A 71-year-old woman was brought to the emergency room because of confusion and coffee ground vomitus. Physical examination was unremarkable. The abdomen was soft and non-tender. Laboratory tests showed normochromic normocytic anemia, elevated inflammatory parameters and elevated kidney function tests. Urine analysis showed numerous red blood cells, white blood cells and bacteriae. Abdominal X-ray showed a curvilinear area of radiolucency delineating the bladder wall (Figure 1a). Non-contrast enhanced computed tomography (CT) of the abdomen revealed multiple gas pockets within the bladder wall (Figure 1b and 1c). A diagnosis of emphysematous cystitis was made and the patient was started empirically on intravenous piperacillin/tazobactom. Urine culture grew E. Coli and treatment was switched to intravenous levofloxacin. There was gradual clinical improvement of the patient. Control ultrasonography performed the week after admission showed a normal bladder wall.

Figure 1 

Conventional radiograph (a) in a case of emphysematous cystitis shows sharply demarcated, curvilinear areas of increased lucency in the pelvis. Computed tomography (b, c) images more clearly reflect the cobblestone aspect of intramural gas delineating the bladder wall, often likened to a “beaded necklace” appearance.

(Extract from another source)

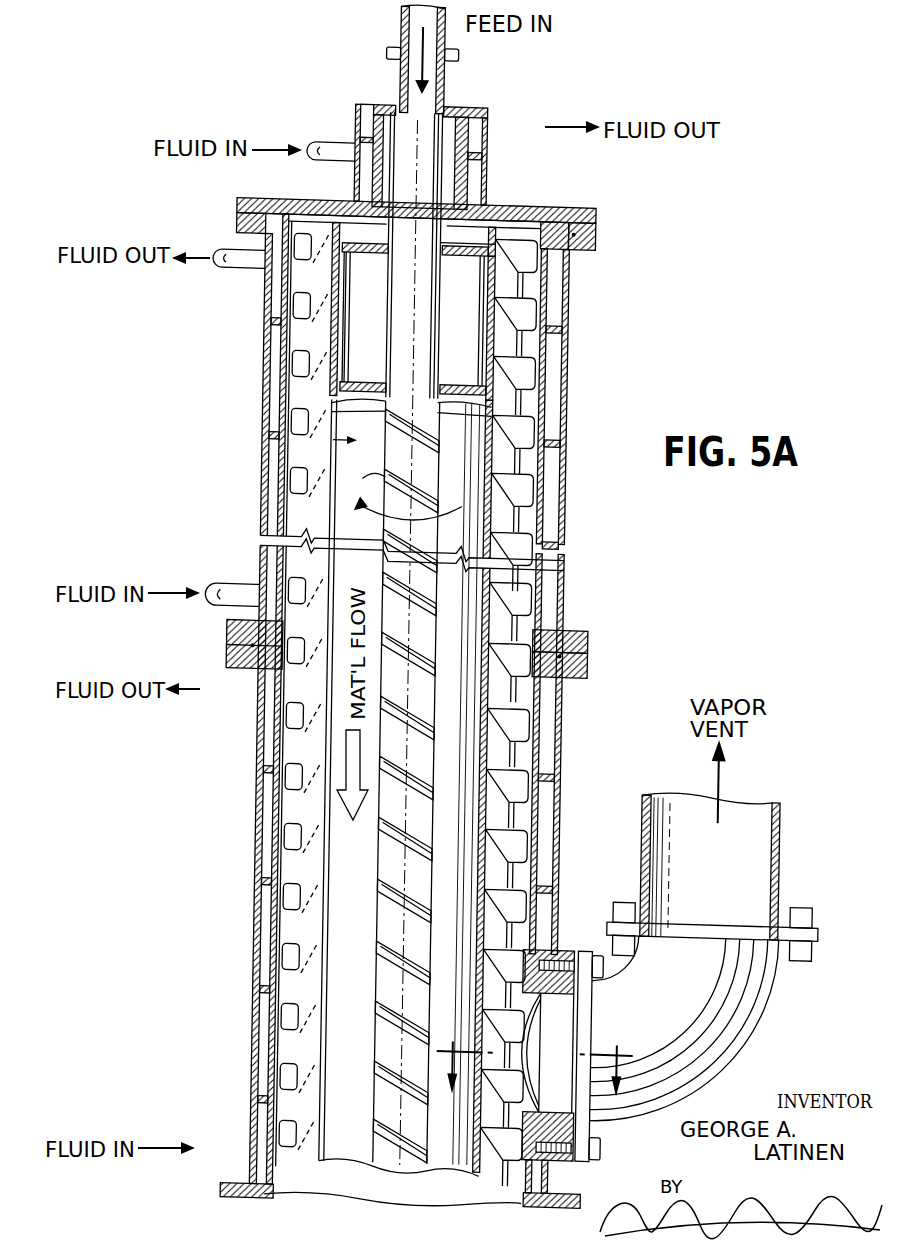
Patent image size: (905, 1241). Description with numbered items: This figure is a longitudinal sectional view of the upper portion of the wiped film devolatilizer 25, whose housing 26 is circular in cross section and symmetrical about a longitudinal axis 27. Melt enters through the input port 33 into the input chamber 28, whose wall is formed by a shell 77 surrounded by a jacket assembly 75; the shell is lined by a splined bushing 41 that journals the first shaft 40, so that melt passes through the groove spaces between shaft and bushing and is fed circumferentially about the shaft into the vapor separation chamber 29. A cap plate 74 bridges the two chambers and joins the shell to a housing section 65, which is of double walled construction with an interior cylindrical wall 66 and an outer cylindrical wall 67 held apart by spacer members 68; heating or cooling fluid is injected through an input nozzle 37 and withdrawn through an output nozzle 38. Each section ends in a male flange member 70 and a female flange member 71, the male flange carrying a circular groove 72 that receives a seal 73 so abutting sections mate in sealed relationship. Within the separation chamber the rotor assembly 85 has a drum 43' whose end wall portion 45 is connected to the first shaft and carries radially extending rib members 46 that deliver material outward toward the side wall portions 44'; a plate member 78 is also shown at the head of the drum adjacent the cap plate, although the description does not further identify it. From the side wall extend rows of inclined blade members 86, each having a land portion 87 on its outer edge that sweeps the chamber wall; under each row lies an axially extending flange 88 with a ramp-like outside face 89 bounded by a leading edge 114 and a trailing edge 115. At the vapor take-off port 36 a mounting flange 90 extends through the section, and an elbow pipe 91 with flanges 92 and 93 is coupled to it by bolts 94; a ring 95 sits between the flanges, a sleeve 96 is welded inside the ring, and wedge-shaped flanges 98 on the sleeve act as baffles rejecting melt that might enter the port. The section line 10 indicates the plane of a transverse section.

Emphysematous cystitis is an uncommon but severe lower urinary tract infection characterized by the accumulation of gas in and around the bladder wall produced by bacterial or fungal fermentation. The most common causative organisms are Escherichia Coli, Enterobacter Aerogenes and Klebsiella Pneumonia. The majority of patients are elderly, female and have type 2 diabetes mellitus. The clinical presentation of emphysematous cystitis is nonspecific and varied, ranging from asymptomatic urinary tract infection to severe peritonitis or septic shock. Emphysematous cystitis requires aggressive treatment with parenteral antibiotics, bladder drainage and control of sugar level and the overall average mortality rate is approximately 7% [1].

Because of the nonspecific presentation, imaging plays an important role in the diagnosis. Plain abdominal X-rays can show a rim of gas lucency outlining the bladder wall and/or air fluid levels within the bladder. Computed tomography (CT) can more accurately define the extent and severity of the disease, can detect cases that are not apparent on plain radiography and can help in differentiating emphysematous cystitis from colovesical fistula, intra-abdominal abcesses, neoplastic disease or emphysematous pyelonephritis.